Very seldom does one book hit notes for everybody that's in the store and this is one of those rare exceptions ...
"Very seldom does one book hit notes for everybody that's in the store," she says, "and this is one of those rare exceptions that everyone who read it said: This is an amazing book and I can't wait to sell it."
Usiak says she loved the friendship that formed between Ove and his new neighbor, Parveneh, a young Iranian mother who won't be steamrolled by an old curmudgeon.
"He puts up such huge walls and here's this woman who walks into his life and all of a sudden she realizes that there's a lot of depth to him," she says. "I would hope that if I met someone like that I would have the patience that she did, to embrace him and find what's underneath all those layers."
Of course, it is just this kind of devotion that first made Hannes Holm uncomfortable about taking on the adaptation of this novel. He knows that fans worry a book they love will be ruined, and he hates seeing good books "massacred" on the screen.
"The audience and the director must meet each other," he says. "I think I must do a good job as a director and screenwriter to 'steal' the story out from the book — and then throw away the book."

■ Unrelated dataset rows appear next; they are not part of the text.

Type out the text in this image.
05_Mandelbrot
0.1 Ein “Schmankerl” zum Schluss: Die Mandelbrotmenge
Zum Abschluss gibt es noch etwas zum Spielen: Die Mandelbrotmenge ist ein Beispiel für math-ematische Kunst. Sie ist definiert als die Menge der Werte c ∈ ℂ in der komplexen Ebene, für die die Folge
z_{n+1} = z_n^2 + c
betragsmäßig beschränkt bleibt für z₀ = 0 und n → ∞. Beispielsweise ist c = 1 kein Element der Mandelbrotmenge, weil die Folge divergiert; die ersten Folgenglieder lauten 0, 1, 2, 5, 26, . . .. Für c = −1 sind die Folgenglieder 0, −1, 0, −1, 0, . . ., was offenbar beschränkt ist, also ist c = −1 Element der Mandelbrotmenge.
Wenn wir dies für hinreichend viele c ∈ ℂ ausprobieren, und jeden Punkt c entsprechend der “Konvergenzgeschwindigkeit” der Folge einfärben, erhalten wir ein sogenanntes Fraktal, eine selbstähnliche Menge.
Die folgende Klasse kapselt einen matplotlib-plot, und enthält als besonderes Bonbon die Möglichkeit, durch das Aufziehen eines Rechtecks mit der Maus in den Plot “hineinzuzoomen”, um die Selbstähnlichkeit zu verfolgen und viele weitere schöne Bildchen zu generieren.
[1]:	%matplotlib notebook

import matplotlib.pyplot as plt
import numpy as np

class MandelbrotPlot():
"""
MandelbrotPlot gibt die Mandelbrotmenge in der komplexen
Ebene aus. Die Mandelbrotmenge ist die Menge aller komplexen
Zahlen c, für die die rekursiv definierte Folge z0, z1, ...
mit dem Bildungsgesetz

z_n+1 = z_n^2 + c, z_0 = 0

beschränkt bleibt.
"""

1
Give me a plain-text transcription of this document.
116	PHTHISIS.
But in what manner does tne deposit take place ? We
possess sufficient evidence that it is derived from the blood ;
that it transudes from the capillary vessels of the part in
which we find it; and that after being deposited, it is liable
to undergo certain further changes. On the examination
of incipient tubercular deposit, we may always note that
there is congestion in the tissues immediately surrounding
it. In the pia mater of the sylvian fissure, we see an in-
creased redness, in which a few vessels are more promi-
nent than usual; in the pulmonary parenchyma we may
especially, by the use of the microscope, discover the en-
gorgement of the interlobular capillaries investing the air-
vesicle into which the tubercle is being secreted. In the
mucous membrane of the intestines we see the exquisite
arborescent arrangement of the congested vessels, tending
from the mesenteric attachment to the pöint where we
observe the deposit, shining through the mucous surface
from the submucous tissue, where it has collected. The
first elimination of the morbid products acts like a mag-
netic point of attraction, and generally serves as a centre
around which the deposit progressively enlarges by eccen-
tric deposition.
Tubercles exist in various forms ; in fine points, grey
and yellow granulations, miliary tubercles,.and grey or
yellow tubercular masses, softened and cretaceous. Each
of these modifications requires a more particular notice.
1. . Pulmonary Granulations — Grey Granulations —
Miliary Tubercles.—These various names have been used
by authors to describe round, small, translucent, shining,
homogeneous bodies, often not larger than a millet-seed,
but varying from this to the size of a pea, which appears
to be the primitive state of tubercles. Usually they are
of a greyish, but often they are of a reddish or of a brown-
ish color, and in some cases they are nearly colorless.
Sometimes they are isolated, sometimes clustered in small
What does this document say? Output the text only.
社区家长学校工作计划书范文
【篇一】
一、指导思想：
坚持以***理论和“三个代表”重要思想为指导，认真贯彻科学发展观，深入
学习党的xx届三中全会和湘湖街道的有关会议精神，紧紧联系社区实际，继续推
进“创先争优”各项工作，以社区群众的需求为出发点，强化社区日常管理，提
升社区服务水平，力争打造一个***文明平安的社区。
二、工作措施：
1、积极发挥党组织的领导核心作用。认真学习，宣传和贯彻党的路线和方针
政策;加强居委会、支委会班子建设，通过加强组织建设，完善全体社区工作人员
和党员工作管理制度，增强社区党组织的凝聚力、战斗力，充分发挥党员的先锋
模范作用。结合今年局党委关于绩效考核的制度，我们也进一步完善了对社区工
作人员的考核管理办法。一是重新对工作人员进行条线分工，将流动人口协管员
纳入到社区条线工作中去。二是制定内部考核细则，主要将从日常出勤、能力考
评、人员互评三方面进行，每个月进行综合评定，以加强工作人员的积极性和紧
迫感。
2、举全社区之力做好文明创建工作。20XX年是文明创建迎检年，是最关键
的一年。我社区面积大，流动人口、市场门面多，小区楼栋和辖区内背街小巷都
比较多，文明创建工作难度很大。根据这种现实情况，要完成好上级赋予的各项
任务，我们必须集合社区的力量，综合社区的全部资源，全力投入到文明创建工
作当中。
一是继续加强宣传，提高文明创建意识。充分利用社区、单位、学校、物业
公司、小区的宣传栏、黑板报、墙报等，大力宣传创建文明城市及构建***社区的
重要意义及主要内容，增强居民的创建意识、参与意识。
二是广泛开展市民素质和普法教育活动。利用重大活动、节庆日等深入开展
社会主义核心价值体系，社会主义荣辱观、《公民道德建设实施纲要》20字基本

When Holm read the novel, he realized that the story he wanted to steal was not about a grumpy old man — it was a love story told in flashbacks. The novel reminded him of looking through old pictures in his parents' photo albums. He remembers looking at black and white photos of his mom and dad before they had children — "I could see how much in love my parents were," he says.
A Man Called Ove is Sweden's official entry for an Academy Award for best foreign language film. Borland, the editor who launched the book into the U.S. market, says you can't really call it a "sleeper hit" anymore — it's a full-on success story. But, he says, he is keeping his expectations low for the Oscar race.
"I'm trying not to think about it too much, but I will admit in the back of my head there is an idea that it's going to win the Academy Award for Best Foreign Film," he says with a laugh.
The question is: Can you catch lightning in a bottle more than once?